Beangirl stayed inside. She was waiting for the delivery of a comic which should have arrived on Friday and still has yet to be seen. Glum and steady, she watched the mailbox and got impatient. Outside, the boys got soggy and tired of my interjections.
By noon, we were all a little goblin-faced.
I’ve a habit of taking/needing an early afternoon break, so we tend to institute Alone Time after lunch. Sometimes, I brand this as Quiet Time instead, or even Quiet Time With Books. When Beangirl was small, she rejected anything even rhyming with nap, so these handles came in handy. But naming gives shape, and it was with relief that, when Plum was snoozing and the other kids happily settled in their rooms with a tower of library books each, I sat myself down alone and picked up my own book. I’m reading Strands: A Year of Discoveries on the Beach by Jean Sprackland. She is a poet, but this is a book of memoir-ish musings, reflections drawn from regular walks on her local beach. It’s a delightful book, enticing and inviting as any good travel book, and filled with stories and surprising details about all this things you can find when you walk the sands. Today, my eye was caught by a word – wrackline. It is the band of brown seaweed and debris brought in with the tide and left to dry on the sand, the line where beachcombers look. In the rafts of driftwood and seaweed, the crab shells, wet fallen feathers, twists of rope and broken buckets, you might find anything.
Another poet – this time Rowan Williams – also snagged my attention recently with another beach-related reflection. He compared prayer to sunbathing. In both activities, he suggests, it is your stillness that is required and the effect comes from elsewhere. You cannot sunbath better by concentrating harder or working or worrying. You need only to allow yourself to be still, to take off your shirt and be vulnerable. Your commitment to stillness lets the sun work its change.

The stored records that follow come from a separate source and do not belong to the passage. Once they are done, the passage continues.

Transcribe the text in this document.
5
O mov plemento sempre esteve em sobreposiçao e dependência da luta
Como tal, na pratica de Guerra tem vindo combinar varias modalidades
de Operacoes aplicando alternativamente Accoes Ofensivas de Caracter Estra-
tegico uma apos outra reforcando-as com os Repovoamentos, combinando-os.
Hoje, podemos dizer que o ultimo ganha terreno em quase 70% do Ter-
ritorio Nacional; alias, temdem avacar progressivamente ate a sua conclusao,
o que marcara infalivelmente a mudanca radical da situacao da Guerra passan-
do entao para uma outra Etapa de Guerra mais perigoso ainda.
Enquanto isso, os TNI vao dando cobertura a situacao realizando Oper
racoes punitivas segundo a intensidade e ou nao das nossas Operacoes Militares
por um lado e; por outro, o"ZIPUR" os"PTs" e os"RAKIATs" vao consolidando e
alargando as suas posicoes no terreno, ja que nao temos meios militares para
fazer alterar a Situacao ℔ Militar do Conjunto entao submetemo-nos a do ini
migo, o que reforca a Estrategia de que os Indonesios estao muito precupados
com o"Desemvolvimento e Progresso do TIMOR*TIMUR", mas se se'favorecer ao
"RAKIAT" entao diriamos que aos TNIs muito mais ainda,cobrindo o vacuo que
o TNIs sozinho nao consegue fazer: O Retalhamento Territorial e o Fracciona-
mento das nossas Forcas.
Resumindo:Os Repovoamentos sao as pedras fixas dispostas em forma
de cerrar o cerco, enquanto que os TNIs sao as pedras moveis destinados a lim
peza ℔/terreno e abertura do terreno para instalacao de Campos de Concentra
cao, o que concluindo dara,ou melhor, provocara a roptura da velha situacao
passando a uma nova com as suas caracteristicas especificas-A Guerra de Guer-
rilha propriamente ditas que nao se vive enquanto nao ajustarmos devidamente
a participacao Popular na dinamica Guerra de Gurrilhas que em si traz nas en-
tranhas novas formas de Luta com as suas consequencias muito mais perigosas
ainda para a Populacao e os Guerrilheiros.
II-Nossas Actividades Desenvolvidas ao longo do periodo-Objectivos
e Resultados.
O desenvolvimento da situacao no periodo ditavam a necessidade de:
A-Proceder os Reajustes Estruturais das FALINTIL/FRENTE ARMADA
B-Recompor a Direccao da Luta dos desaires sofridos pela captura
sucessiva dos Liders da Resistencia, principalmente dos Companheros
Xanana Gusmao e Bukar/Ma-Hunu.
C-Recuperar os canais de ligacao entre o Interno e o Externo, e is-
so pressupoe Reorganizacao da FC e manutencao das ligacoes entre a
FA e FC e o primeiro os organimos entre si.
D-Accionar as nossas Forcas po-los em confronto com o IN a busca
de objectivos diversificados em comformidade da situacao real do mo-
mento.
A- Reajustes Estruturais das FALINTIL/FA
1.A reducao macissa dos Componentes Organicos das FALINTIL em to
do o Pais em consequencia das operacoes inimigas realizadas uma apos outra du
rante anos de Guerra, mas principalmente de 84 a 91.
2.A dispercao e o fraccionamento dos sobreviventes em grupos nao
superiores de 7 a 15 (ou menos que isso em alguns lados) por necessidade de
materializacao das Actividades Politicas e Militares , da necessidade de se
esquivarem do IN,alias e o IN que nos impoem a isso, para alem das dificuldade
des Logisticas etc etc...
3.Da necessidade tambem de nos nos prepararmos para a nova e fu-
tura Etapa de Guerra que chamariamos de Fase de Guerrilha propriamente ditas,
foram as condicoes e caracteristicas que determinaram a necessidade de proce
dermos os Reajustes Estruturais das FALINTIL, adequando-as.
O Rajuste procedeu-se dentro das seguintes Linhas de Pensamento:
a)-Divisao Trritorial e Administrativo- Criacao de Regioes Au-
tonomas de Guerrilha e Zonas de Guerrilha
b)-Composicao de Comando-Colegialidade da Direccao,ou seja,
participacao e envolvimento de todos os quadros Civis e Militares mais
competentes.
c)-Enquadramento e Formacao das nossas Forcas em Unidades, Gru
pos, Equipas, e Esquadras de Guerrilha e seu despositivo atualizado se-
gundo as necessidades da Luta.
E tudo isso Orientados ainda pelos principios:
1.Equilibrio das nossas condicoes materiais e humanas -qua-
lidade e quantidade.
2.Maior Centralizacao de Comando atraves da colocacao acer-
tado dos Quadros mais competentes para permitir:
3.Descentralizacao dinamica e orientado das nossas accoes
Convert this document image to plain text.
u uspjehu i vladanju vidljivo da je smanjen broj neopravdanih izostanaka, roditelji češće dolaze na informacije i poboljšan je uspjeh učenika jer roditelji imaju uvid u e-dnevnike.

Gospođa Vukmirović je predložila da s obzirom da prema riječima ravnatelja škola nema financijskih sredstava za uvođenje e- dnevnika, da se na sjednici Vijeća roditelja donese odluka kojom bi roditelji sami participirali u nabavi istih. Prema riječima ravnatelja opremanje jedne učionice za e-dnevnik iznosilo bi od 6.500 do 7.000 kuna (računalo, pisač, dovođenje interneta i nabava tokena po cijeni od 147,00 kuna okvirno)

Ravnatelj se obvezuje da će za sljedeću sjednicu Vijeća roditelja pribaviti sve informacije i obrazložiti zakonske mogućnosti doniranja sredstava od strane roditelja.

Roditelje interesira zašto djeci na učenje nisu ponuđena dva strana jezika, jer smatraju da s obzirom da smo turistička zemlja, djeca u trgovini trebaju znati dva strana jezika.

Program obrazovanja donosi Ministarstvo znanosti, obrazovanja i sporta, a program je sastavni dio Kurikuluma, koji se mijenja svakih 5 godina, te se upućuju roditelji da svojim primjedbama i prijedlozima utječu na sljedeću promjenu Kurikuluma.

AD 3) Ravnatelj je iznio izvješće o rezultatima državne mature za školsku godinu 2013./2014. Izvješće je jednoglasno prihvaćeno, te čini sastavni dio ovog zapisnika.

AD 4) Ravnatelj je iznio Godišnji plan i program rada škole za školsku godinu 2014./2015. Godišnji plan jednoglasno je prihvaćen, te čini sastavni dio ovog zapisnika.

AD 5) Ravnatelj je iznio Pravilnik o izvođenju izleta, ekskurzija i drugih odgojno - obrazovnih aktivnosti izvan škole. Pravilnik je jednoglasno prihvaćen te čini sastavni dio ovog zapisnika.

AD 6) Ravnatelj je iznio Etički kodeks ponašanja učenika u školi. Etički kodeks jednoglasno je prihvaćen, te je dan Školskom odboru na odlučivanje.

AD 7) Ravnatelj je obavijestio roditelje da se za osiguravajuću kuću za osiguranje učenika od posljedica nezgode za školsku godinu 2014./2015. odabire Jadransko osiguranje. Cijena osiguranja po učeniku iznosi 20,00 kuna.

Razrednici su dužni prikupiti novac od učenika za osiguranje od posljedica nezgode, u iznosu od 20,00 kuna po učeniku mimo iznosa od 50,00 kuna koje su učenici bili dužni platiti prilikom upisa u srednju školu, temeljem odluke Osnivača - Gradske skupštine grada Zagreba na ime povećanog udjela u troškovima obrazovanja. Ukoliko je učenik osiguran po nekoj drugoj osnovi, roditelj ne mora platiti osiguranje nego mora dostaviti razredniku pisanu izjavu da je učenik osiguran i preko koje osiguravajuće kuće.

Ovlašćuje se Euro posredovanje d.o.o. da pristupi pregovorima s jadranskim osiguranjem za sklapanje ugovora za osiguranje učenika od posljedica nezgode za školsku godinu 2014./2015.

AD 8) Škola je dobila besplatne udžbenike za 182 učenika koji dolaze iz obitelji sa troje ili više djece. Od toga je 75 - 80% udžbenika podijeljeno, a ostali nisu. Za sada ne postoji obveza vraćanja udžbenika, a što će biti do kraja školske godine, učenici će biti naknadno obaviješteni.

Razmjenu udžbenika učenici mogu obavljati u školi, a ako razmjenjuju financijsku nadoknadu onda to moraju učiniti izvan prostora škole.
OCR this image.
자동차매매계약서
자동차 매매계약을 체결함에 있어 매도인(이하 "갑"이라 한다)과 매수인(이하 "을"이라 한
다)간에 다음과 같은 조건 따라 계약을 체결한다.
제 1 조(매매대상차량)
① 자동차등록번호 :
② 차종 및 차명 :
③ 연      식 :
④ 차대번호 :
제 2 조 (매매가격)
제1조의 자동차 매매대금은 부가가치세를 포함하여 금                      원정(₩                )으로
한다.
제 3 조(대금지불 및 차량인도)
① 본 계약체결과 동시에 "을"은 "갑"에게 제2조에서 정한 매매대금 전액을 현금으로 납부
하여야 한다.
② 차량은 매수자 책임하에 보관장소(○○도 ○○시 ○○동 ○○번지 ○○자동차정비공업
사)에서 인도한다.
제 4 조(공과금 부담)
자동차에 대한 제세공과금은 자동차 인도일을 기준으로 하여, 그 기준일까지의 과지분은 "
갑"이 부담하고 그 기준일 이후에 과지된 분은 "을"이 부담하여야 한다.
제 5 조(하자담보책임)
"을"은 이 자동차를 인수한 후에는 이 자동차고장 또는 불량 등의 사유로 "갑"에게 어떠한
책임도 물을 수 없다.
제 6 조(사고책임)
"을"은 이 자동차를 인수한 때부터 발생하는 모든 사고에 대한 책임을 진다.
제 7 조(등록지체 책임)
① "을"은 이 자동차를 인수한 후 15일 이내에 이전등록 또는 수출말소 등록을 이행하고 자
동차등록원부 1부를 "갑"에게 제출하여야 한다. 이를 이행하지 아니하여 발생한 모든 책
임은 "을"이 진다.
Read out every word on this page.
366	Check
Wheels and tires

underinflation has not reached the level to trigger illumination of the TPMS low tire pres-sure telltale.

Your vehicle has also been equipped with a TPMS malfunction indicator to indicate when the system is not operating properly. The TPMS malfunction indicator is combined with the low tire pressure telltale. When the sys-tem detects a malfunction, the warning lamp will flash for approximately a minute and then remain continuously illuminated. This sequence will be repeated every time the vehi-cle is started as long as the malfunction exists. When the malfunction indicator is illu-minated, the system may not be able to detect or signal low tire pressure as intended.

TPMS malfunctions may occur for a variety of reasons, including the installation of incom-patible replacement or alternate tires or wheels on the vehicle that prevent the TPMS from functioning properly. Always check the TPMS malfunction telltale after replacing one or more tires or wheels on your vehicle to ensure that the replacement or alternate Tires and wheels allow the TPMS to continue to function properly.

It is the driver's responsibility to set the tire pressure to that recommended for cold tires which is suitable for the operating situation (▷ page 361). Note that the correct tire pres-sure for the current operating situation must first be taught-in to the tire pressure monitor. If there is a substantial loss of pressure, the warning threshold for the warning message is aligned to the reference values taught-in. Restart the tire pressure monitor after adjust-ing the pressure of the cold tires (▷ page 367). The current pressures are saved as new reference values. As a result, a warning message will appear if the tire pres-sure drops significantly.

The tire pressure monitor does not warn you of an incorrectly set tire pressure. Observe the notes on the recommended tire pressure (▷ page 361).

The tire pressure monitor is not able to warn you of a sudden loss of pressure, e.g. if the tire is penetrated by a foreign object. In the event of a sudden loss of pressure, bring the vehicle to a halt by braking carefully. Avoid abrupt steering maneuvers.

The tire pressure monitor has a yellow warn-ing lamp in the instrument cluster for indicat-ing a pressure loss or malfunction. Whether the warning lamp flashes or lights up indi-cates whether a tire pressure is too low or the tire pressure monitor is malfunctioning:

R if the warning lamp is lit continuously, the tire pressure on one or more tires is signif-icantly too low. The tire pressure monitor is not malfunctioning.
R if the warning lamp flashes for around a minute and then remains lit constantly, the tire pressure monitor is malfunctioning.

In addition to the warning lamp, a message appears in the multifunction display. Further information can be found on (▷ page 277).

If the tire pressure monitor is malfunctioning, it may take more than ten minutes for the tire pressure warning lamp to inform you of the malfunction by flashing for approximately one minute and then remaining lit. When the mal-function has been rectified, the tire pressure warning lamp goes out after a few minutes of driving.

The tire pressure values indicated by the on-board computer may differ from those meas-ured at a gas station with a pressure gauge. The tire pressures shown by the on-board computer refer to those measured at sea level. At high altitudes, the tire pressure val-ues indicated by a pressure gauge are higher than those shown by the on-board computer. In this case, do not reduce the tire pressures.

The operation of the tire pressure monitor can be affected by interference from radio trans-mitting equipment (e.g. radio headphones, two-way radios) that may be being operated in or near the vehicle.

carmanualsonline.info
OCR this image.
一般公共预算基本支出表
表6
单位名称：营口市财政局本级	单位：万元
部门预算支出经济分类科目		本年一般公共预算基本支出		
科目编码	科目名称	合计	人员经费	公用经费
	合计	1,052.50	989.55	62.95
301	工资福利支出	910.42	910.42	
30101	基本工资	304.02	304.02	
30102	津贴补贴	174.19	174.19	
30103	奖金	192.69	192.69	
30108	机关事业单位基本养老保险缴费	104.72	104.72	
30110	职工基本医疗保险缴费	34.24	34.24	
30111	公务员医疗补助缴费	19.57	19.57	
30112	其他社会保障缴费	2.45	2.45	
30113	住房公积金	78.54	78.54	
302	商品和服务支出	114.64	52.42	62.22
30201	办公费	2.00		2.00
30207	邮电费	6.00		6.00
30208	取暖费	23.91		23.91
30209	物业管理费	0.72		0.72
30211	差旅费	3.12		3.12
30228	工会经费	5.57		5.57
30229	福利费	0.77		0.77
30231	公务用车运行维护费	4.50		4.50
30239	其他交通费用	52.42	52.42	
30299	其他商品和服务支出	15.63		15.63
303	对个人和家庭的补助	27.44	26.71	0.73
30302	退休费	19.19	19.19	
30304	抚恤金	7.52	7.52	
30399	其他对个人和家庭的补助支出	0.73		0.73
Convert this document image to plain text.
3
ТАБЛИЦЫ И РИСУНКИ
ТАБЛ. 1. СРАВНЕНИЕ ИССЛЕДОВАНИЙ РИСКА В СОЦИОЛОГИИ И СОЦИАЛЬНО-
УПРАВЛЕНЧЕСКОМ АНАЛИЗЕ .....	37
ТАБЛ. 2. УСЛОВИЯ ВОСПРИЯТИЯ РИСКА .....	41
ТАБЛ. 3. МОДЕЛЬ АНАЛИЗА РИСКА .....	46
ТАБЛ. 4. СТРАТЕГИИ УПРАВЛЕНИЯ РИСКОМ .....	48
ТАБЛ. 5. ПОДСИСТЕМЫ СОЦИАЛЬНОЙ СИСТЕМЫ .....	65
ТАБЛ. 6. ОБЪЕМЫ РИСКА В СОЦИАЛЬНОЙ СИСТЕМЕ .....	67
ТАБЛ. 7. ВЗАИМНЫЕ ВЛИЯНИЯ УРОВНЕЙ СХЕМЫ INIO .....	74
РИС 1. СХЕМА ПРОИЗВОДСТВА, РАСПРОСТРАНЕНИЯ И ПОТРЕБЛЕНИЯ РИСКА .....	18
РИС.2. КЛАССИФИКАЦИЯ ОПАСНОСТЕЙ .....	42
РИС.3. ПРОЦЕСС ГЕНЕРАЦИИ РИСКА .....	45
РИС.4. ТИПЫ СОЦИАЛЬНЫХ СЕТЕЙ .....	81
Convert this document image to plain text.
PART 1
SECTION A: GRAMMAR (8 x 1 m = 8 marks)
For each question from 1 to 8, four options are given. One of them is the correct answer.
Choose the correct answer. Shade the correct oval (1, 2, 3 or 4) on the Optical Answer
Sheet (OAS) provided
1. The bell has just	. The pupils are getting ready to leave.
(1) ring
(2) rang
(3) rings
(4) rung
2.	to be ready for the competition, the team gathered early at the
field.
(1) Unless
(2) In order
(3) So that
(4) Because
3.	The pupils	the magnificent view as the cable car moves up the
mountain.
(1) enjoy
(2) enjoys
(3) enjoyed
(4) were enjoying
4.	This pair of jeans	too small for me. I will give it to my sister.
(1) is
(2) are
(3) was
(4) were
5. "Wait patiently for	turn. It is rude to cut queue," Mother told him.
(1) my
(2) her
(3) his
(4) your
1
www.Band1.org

Yes. That is a good and strong image.
But there are times, too, for beachcombing prayers. I’m sure of this. For walking slowly and looking closely to see what we can find. For a certain kind of searching through the tangle of our days along the messy wrackline thick with late-summer impatience, kitchen table Crazy Eights and the continuing work of learning kindness all round. For looking and finding and being grateful. That, too, is prayer.